The Securities and Exchange Commission has put public companies on notice that their internal controls need to take into account the threat of losses resulting from cyber-attack, especially e-mail “phishing” scams.

The SEC issued an “investigative report” describing nine unnamed public companies that lost nearly $100 million, most of which could not be recovered, due to cyber-frauds. While the SEC says it did not charge any of the nine companies with any securities violations, it issued the report to explain the risks companies face and put them on notice they are potentially liable for such instances.

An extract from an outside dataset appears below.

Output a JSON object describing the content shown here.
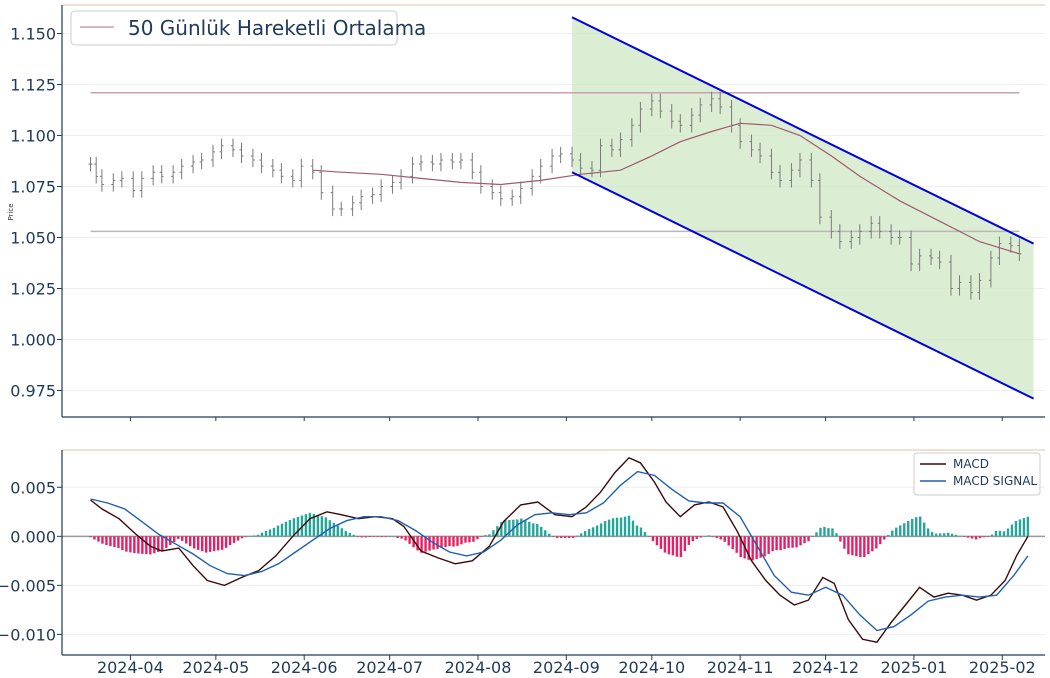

The SEC said the investigations focused specifically on “business e-mail compromises,” where cyber-crooks posed as company executives or vendors and used e-mail to trick someone inside the company into sending money to bank accounts controlled by the fraudsters. Some of the cases involved multiple instances of repeated fund transfers that were detected only by outside law enforcement or other third parties. One company lost $45 million over several weeks through 14 separate wire payments to fake executives. Another company paid $1.5 million on eight separate false invoices over several months.

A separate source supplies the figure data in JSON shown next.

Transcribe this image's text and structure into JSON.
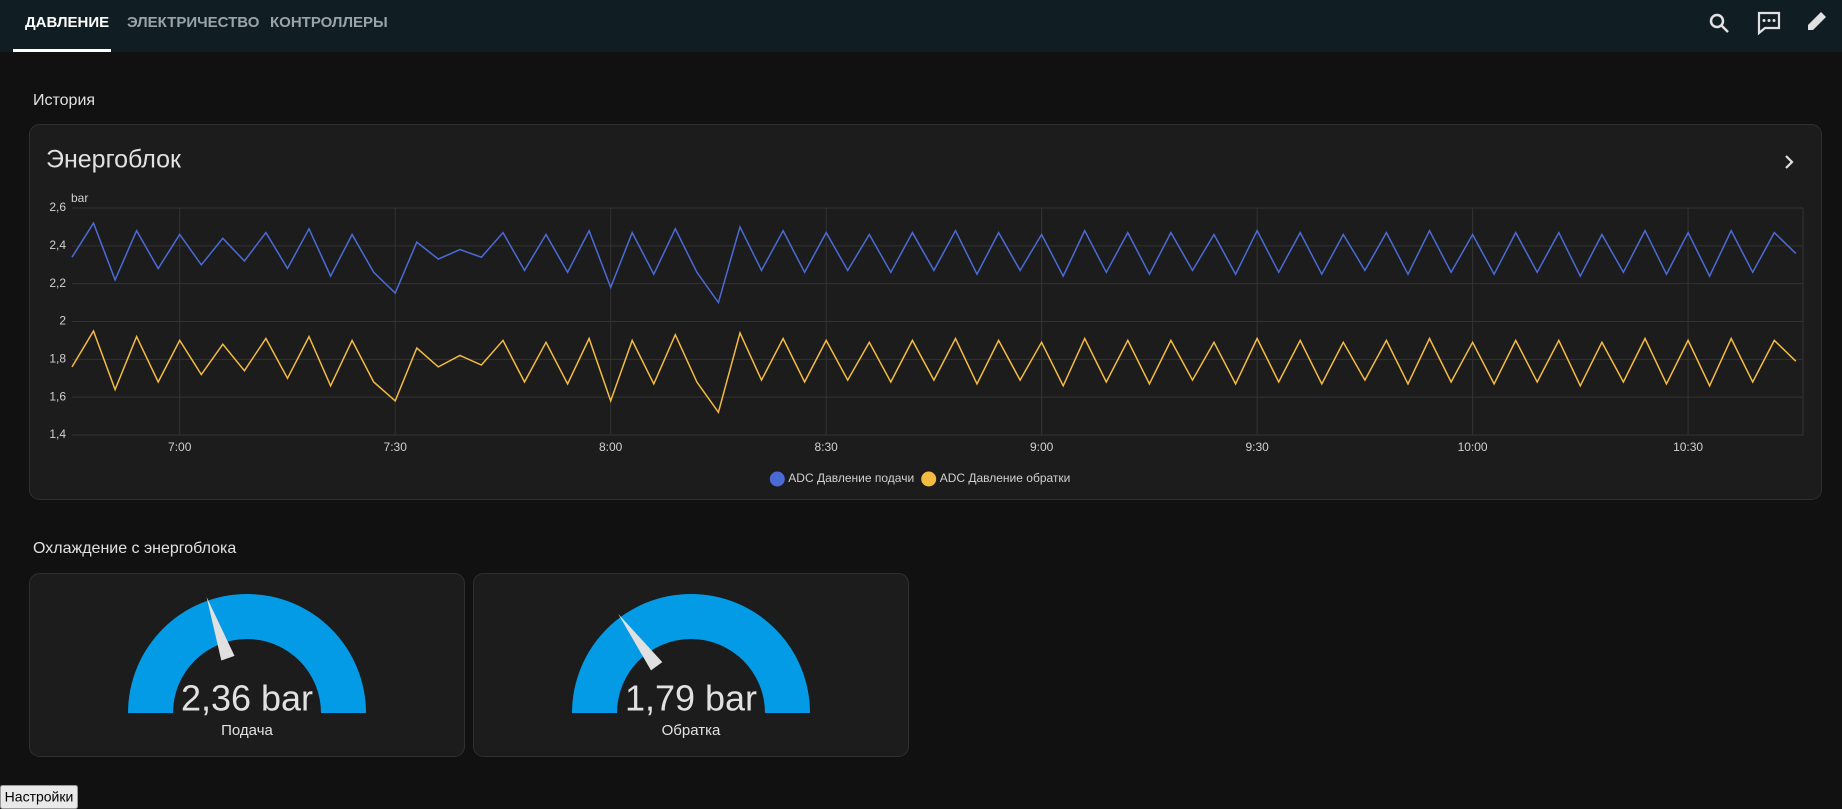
{
  "tabs": [
    "ДАВЛЕНИЕ",
    "ЭЛЕКТРИЧЕСТВО",
    "КОНТРОЛЛЕРЫ"
  ],
  "history": {
    "heading": "История"
  },
  "chart_data": {
    "type": "line",
    "title": "Энергоблок",
    "y_label": "bar",
    "x": [
      "6:45",
      "6:48",
      "6:51",
      "6:54",
      "6:57",
      "7:00",
      "7:03",
      "7:06",
      "7:09",
      "7:12",
      "7:15",
      "7:18",
      "7:21",
      "7:24",
      "7:27",
      "7:30",
      "7:33",
      "7:36",
      "7:39",
      "7:42",
      "7:45",
      "7:48",
      "7:51",
      "7:54",
      "7:57",
      "8:00",
      "8:03",
      "8:06",
      "8:09",
      "8:12",
      "8:15",
      "8:18",
      "8:21",
      "8:24",
      "8:27",
      "8:30",
      "8:33",
      "8:36",
      "8:39",
      "8:42",
      "8:45",
      "8:48",
      "8:51",
      "8:54",
      "8:57",
      "9:00",
      "9:03",
      "9:06",
      "9:09",
      "9:12",
      "9:15",
      "9:18",
      "9:21",
      "9:24",
      "9:27",
      "9:30",
      "9:33",
      "9:36",
      "9:39",
      "9:42",
      "9:45",
      "9:48",
      "9:51",
      "9:54",
      "9:57",
      "10:00",
      "10:03",
      "10:06",
      "10:09",
      "10:12",
      "10:15",
      "10:18",
      "10:21",
      "10:24",
      "10:27",
      "10:30",
      "10:33",
      "10:36",
      "10:39",
      "10:42",
      "10:45"
    ],
    "xlim": [
      "6:45",
      "10:46"
    ],
    "xticks": [
      "7:00",
      "7:30",
      "8:00",
      "8:30",
      "9:00",
      "9:30",
      "10:00",
      "10:30"
    ],
    "ylim": [
      1.4,
      2.6
    ],
    "yticks": [
      {
        "value": 1.4,
        "label": "1,4"
      },
      {
        "value": 1.6,
        "label": "1,6"
      },
      {
        "value": 1.8,
        "label": "1,8"
      },
      2,
      {
        "value": 2.2,
        "label": "2,2"
      },
      {
        "value": 2.4,
        "label": "2,4"
      },
      {
        "value": 2.6,
        "label": "2,6"
      }
    ],
    "grid": true,
    "legend": "bottom",
    "series": [
      {
        "name": "ADC Давление подачи",
        "color": "#4a6bd6",
        "values": [
          2.34,
          2.52,
          2.22,
          2.48,
          2.28,
          2.46,
          2.3,
          2.44,
          2.32,
          2.47,
          2.28,
          2.49,
          2.24,
          2.46,
          2.26,
          2.15,
          2.42,
          2.33,
          2.38,
          2.34,
          2.47,
          2.27,
          2.46,
          2.26,
          2.48,
          2.18,
          2.47,
          2.25,
          2.49,
          2.26,
          2.1,
          2.5,
          2.27,
          2.48,
          2.26,
          2.47,
          2.27,
          2.46,
          2.26,
          2.47,
          2.27,
          2.48,
          2.25,
          2.47,
          2.27,
          2.46,
          2.24,
          2.48,
          2.26,
          2.47,
          2.25,
          2.47,
          2.27,
          2.46,
          2.25,
          2.48,
          2.26,
          2.47,
          2.25,
          2.46,
          2.27,
          2.47,
          2.25,
          2.48,
          2.26,
          2.46,
          2.25,
          2.47,
          2.26,
          2.47,
          2.24,
          2.46,
          2.26,
          2.48,
          2.25,
          2.47,
          2.24,
          2.48,
          2.26,
          2.47,
          2.36
        ]
      },
      {
        "name": "ADC Давление обратки",
        "color": "#f4bb41",
        "values": [
          1.76,
          1.95,
          1.64,
          1.92,
          1.68,
          1.9,
          1.72,
          1.88,
          1.74,
          1.91,
          1.7,
          1.92,
          1.66,
          1.9,
          1.68,
          1.58,
          1.86,
          1.76,
          1.82,
          1.77,
          1.9,
          1.68,
          1.89,
          1.67,
          1.91,
          1.58,
          1.9,
          1.67,
          1.93,
          1.68,
          1.52,
          1.94,
          1.69,
          1.91,
          1.68,
          1.9,
          1.69,
          1.89,
          1.68,
          1.9,
          1.69,
          1.91,
          1.67,
          1.9,
          1.69,
          1.89,
          1.66,
          1.91,
          1.68,
          1.9,
          1.67,
          1.9,
          1.69,
          1.89,
          1.67,
          1.91,
          1.68,
          1.9,
          1.67,
          1.89,
          1.69,
          1.9,
          1.67,
          1.91,
          1.68,
          1.89,
          1.67,
          1.9,
          1.68,
          1.9,
          1.66,
          1.89,
          1.68,
          1.91,
          1.67,
          1.9,
          1.66,
          1.91,
          1.68,
          1.9,
          1.79
        ]
      }
    ]
  },
  "cooling": {
    "heading": "Охлаждение с энергоблока",
    "gauges": [
      {
        "name": "Подача",
        "value": 2.36,
        "value_label": "2,36 bar",
        "min": 0,
        "max": 6,
        "color": "#039be5"
      },
      {
        "name": "Обратка",
        "value": 1.79,
        "value_label": "1,79 bar",
        "min": 0,
        "max": 6,
        "color": "#039be5"
      }
    ]
  },
  "settings_button": "Настройки"
}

The SEC says it noticed some common themes in all of the schemes. The frauds were not all that sophisticated in terms of how they were designed or what technology they leveraged. The e-mails often described time-sensitive transactions or deals, some need for secrecy, and sometimes some level of government knowledge or oversight. One scheme even implied the SEC was supervising it. They generally were directed at mid-level personnel, contained little detail, and often involved foreign operations or foreign banks. They also often contained errors in spelling and grammar.

The companies spanned a wide range of sectors, had securities listed on national exchanges, and had substantial revenues. The SEC points this out to demonstrate that virtually any company is a potential target, even well-established companies that presumably otherwise have sound controls.

Provisions of the Securities Exchange Act of 1934 require issuers to maintain accounting controls that provide reasonable assurance that transactions are generally executed with management’s authorization and that includes demonstrating responsible stewardship to protect the company’s assets. “While the cyber-related threats posed to issuers’ assets are relatively new, the expectation that issuers will have sufficient internal accounting controls and that those controls will be reviewed and updated as circumstances warrant is not,” the SEC wrote in its report.